Essential commands to verify improvements:

# Check TIME_WAIT counts
ss -tan | awk '{print $1}' | sort | uniq -c

# Monitor socket states in real-time
watch -n 1 "netstat -ant | awk '{print \$6}' | sort | uniq -c"

# Track connection rates
cat /proc/net/netstat | grep -E 'TcpExt|IpExt'

Remember that aggressive TIME_WAIT reduction carries tradeoffs. Test changes gradually in staging environments before production deployment.

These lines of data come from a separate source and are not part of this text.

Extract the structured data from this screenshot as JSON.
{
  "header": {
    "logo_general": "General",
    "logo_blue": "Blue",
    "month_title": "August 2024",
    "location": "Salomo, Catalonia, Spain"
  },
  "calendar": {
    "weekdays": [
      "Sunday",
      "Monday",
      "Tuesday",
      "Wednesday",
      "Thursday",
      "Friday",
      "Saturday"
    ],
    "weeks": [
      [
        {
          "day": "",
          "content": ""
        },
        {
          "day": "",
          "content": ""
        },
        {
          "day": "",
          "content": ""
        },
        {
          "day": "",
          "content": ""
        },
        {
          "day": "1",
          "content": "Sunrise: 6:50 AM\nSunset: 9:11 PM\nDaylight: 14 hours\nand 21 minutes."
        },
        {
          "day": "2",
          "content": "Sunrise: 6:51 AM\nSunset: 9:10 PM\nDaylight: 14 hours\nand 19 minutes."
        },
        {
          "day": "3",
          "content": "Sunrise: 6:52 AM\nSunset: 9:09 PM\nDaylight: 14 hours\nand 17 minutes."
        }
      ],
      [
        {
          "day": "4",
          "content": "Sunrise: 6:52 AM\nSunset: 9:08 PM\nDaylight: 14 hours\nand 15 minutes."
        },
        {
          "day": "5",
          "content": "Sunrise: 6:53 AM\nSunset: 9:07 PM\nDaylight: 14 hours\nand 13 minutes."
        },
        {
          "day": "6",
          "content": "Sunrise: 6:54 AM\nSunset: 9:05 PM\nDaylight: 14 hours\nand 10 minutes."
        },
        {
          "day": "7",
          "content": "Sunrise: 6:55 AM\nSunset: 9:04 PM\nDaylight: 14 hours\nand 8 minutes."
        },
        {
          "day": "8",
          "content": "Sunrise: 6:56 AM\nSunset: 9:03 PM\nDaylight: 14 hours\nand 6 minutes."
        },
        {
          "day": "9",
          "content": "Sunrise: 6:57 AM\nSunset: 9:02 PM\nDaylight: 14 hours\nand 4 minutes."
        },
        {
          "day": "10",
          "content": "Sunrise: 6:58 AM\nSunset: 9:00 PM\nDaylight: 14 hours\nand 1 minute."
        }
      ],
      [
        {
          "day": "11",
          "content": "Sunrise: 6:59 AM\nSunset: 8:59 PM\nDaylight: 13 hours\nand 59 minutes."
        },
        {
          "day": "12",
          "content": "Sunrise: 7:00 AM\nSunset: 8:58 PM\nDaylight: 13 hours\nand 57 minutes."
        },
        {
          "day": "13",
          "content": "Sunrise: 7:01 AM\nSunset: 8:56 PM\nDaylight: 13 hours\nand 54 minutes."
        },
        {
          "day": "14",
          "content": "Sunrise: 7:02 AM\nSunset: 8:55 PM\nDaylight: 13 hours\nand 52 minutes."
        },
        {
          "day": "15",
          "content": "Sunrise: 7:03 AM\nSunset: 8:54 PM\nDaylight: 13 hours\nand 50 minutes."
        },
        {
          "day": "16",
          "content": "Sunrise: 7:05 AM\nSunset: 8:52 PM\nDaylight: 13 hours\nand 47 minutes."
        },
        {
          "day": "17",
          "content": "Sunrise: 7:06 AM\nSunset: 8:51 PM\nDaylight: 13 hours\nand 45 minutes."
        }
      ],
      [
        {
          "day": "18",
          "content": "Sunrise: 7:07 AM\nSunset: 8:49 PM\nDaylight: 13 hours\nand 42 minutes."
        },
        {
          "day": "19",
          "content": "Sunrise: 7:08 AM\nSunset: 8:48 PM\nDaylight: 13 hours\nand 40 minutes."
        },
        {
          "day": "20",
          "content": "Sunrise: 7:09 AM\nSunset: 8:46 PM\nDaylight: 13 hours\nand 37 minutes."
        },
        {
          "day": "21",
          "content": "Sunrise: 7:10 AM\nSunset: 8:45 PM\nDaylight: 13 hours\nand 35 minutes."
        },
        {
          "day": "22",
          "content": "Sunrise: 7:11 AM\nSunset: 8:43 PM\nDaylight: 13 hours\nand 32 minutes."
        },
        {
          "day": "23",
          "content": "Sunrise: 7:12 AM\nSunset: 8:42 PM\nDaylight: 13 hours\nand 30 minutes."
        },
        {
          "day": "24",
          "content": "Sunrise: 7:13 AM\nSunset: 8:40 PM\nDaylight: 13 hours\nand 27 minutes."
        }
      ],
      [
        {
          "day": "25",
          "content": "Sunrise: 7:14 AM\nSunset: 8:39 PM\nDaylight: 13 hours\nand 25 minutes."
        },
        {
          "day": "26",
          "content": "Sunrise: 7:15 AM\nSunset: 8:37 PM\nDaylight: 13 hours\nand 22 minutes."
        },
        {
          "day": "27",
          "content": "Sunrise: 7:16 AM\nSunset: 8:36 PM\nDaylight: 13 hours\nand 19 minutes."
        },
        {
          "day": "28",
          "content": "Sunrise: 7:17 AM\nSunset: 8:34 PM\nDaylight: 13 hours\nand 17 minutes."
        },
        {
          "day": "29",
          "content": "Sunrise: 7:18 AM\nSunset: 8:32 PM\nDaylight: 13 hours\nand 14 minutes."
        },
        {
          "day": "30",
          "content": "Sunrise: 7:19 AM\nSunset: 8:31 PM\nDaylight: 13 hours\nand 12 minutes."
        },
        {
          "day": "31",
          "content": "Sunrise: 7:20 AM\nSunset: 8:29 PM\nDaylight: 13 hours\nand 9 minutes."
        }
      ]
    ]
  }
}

When running high-traffic web services (230+ req/sec) with Nginx reverse proxies and FCGI backends, you'll inevitably encounter TCP socket accumulation in TIME_WAIT state. This occurs when:

# Typical TIME_WAIT symptoms
$ ss -tan | grep TIME-WAIT | wc -l
4821  # Excessive count in production

Your existing sysctl settings show good baseline optimizations:

net.ipv4.tcp_fin_timeout = 1       # Fast FIN timeout
net.ipv4.tcp_tw_recycle = 1        # Enable recycling
net.ipv4.tcp_tw_reuse = 1          # Enable reuse

For your specific stack (Nginx → Nginx workers → FCGI → DB), consider these structural changes:

# 1. Unix domain sockets between Nginx and FCGI
upstream backend {
    server unix:/var/run/php-fpm.sock;
}

# 2. HTTP/1.1 keepalives in Nginx config
keepalive_timeout 75;
keepalive_requests 10000;

Beyond basic settings, these parameters help in high-connection scenarios:

# /etc/sysctl.conf additions
net.ipv4.tcp_max_tw_buckets = 2000000
net.ipv4.tcp_tw_reuse = 1
net.ipv4.tcp_tw_recycle = 1 
net.ipv4.tcp_fin_timeout = 3
net.ipv4.ip_local_port_range = 1024 65000
net.core.somaxconn = 32768

Implement connection reuse at multiple levels:

# Nginx upstream configuration
upstream backend {
    server 10.0.0.1:9000;
    keepalive 100;  # Maintain 100 idle connections
}

# FCGI process manager settings (php-fpm.conf)
pm = dynamic
pm.max_children = 200
pm.start_servers = 30
pm.min_spare_servers = 20
pm.max_spare_servers = 50

Verify improvements with these diagnostic commands:

# Real-time socket monitoring
watch -n 1 'ss -s | grep TIME-WAIT'

# Connection state breakdown
netstat -n | awk '/^tcp/ {++S[$NF]} END {for(a in S) print a, S[a]}'

For extreme cases, consider these aggressive measures:

# Emergency sysctl settings (use with caution)
echo 1 > /proc/sys/net/ipv4/tcp_tw_recycle
echo 1 > /proc/sys/net/ipv4/tcp_tw_reuse
echo 1 > /proc/sys/net/ipv4/tcp_syncookies
echo 1024 65000 > /proc/sys/net/ipv4/ip_local_port_range

Always test changes in staging environments before production deployment.